The model learns to assign lower energy to positive samples than to negative samples.

### Relationship to Modern Deep Learning

Energy-based thinking appears throughout modern AI.

| Area | Energy-based interpretation |
|---|---|
| Contrastive learning | Compatibility energies |
| Diffusion models | Score gradients |
| Reinforcement learning | Energy over state-action pairs |
| Structured prediction | Energy minimization |
| Vision-language models | Cross-modal compatibility |
| Retrieval systems | Similarity energies |

Even when modern systems are not explicitly called EBMs, many optimize implicit energy landscapes.

### Summary

Energy-based models represent probability and compatibility through scalar energy functions. Low-energy configurations correspond to plausible states, while high-energy configurations correspond to unlikely states.

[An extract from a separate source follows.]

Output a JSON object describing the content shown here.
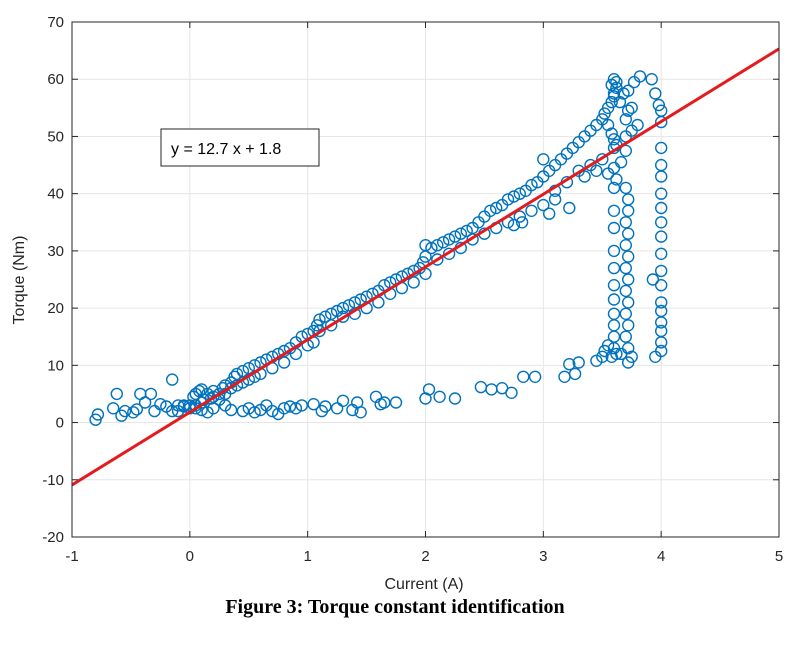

EBMs provide a highly general framework connecting probabilistic modeling, discriminative learning, sampling, representation learning, and generative modeling. Boltzmann machines, contrastive learning systems, diffusion models, and many modern representation-learning methods all contain energy-based interpretations.

The framework is mathematically elegant and broadly expressive, but practical training remains challenging because normalization and sampling are often computationally expensive. Despite these difficulties, energy-based ideas continue to influence modern deep learning research across generative modeling, reinforcement learning, multimodal systems, and representation learning.